Love is in the air, and Nevadans are celebrating Valentine’s Day. This annual observance is named for St. Valentine, a Catholic priest who served in Rome during the third century A.D. Legend has it that around this time, the Roman Emperor Claudius II decided that single men made better, more focused soldiers in his army. He outlawed marriage among his troops. Valentine found this decree to be inhumane and continued to consecrate the marriages of soldiers and their lovers in secret. When the emperor discovered these treasonous unions, Valentine was executed. 
Today, Valentine’s Day is celebrated by old and young alike. Children often receive toys, candies or other expressions of their parents’ love. Young couples are forced to reckon with the seriousness of their relationships; if either partner feels that the holiday is a reminder of another year wiled away in a “meh” union, this Valentine’s Day could be the couple’s last. Older, more-established couples weigh the benefits of a mid-week date night – this year’s Friday observance of the holiday, annually on February 14, is a happy coincidence – against the costs of the babysitter and next-day hangover. Single adults may take the opportunity to indulge in self-love or self-pity, depending on their mood and preference.

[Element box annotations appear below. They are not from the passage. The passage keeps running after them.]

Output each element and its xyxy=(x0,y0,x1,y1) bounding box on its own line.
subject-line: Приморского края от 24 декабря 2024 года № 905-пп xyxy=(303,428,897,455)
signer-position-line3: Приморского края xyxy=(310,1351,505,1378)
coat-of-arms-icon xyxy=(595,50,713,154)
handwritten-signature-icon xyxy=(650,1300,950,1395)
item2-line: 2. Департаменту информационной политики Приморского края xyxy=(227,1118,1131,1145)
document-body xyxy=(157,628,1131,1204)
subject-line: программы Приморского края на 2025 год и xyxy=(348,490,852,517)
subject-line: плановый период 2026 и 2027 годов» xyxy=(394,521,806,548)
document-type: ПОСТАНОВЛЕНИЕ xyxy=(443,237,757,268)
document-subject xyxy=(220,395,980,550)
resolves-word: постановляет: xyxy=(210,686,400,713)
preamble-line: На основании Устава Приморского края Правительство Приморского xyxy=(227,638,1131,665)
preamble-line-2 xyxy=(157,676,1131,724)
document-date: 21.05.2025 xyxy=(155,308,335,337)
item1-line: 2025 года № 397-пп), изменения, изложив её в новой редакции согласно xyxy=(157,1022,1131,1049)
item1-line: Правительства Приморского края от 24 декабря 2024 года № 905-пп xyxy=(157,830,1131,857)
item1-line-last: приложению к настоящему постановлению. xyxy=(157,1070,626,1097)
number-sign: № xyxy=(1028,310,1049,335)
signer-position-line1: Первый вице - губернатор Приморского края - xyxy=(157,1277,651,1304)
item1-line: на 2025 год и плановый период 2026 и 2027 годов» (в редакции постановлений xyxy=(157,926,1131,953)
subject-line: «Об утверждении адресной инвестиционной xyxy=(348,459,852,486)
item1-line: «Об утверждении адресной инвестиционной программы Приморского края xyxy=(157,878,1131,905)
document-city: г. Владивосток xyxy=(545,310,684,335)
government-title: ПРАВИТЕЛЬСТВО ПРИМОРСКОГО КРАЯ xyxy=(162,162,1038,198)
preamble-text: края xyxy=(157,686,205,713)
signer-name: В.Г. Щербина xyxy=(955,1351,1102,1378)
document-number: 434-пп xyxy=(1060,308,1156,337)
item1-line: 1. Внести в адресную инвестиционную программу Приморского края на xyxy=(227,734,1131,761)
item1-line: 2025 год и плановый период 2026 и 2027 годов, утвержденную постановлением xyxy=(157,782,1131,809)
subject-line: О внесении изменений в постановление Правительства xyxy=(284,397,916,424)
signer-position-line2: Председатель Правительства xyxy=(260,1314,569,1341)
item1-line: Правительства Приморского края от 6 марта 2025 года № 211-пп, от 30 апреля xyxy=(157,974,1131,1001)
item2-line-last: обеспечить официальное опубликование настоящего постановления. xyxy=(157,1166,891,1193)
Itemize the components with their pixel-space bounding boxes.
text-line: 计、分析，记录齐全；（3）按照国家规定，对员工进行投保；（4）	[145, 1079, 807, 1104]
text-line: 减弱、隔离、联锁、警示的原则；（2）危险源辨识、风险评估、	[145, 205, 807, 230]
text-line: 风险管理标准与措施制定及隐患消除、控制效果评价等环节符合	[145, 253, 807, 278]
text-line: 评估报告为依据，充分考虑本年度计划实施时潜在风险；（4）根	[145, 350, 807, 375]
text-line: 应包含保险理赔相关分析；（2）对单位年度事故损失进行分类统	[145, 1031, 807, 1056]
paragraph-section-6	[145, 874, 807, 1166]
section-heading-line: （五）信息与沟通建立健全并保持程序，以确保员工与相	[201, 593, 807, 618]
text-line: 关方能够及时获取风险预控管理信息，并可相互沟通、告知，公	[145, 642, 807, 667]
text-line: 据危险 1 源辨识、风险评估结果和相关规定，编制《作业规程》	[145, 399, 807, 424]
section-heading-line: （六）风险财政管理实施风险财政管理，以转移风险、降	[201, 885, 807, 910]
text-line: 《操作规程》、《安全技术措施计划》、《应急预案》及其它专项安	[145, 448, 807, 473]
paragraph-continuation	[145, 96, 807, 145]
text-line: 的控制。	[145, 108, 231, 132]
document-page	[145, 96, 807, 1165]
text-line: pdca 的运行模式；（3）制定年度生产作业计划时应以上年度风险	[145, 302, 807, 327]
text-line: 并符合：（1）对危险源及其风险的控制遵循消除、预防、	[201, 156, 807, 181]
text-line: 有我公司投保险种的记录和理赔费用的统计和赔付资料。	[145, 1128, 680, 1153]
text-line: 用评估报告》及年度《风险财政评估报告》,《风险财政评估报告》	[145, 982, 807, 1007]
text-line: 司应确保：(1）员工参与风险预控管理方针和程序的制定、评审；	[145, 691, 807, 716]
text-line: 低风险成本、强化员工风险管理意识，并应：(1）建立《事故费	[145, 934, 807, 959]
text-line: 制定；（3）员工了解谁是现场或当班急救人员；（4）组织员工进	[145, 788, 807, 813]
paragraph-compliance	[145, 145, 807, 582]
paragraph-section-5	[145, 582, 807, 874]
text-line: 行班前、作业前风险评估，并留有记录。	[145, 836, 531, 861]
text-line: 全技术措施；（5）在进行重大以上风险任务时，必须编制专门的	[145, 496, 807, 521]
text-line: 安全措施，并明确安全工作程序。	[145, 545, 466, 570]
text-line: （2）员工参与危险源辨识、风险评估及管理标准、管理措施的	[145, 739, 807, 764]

Hearts, balloons, chocolates, and fancy dinner reservations are all in high demand. However, no matter your age or relationship status, one thing is certain about Valentine’s Day in Nevada: it is sure to bring to the surface a range of complicated and strong emotions related to oneself, one’s partner, and one’s romantic situation.
Valentine’s Day and Risky Driving
According to a study form the National Center for Biotechnology Information, emotions can have a direct impact on a driver’s speed, acceleration, and propensity to commit traffic violations. Strong emotions can result in what is called “maladjusted driving,” including aggressive driving and delayed reactions. Observations were divided into two categories for the purpose of this study: personal factors and properties of the specific driving situation. Personal factors would include circumstances separate from the road and driving situation, such as a stressful romantic holiday decision. Results from this study indicated that emotions such as anger, anxiety, and contempt lead to stronger acceleration and higher speed. The results persist for 2 kilometers beyond the emotion-eliciting event. Because higher speed can increase the likelihood of a driver getting into a car accident, as wall as increase the severity of the accident, highly emotional states on Valentine’s Day could lead to dangerous driving conditions across the state. 
If you must drive on Valentine’s Day, take a few extra precautions to keep yourself and your loved ones safe. Make sure you are in a calm and collected state before attempting to operate a motor vehicle. If Valentine’s Day finds you jilted by a potential love interest, consider ordering a pizza and watching a romantic comedy on your couch rather than taking a long drive to clear your head. If you must travel, do so without consuming alcohol, or call for a taxi or ride-haling service to get you where you need to go. Watch out for drivers who appear to be moving quickly or erratically. If you suspect a driver of being impaired or emotionally unstable, pull over to the side of the road and call for law enforcement to come help. Never try to follow an unsafe driver, as that could put you and your passengers at greater risk.
Emotions aren’t the only risk factor on the roads this Valentine’s Day. Many couples take the opportunity to partake in opulent meals at fancy restaurants, including many courses, dessert, and the inevitable bottle of wine (or two). Alcohol-impaired drivers are at greater risk of causing a car accident for multiple reasons. Alcohol has the following effects on a driver’s brain:
- Change in attitude
- Impaired judgement
- Reduced vigilance
- Altered perception
- Slower reaction time
- Trouble controlling vehicle
These effects are directly proportional to the amount of alcohol a person has consumed. On a night such as Valentine’s Day, when multiple cocktails or glasses of wine might be consumed in the name of romance, the roads can be a dangerous place. 
Hazards in the Home
Some couples may choose to stay in on Valentine’s Day to avoid risky driving conditions and pricy prix-fixe menus. However, the home chef faces various risks of injuries and accidents without leaving the kitchen. These risks may be even greater for aspiring cooks who are trying to impress a loved one by preparing a recipe beyond their ability. According to the Beaumont Emergency Center, the most common kitchen injuries involve burns, fires, and lacerations. Two-thirds of home fires start in the kitchen, leading to 480 deaths every year. Some 350,000 people are injured with their own kitchen knives each year. 
If you plan to cook on Valentine’s Day, take a few simple steps to keep yourself safe in the kitchen. Keep a clean and de-cluttered kitchen area, cleaning up messes and spills as they happen. Use step stools (not chairs) to reach things in high cabinets. Close cabinets and appliance doors to avoid knocking into them. Keep pets and children out of the kitchen, and don’t try to multi-task or answer the phone while cooking. Keep a first-aid kit nearby in case of injury, including bandages, antibiotic ointment, and anti-inflammatories.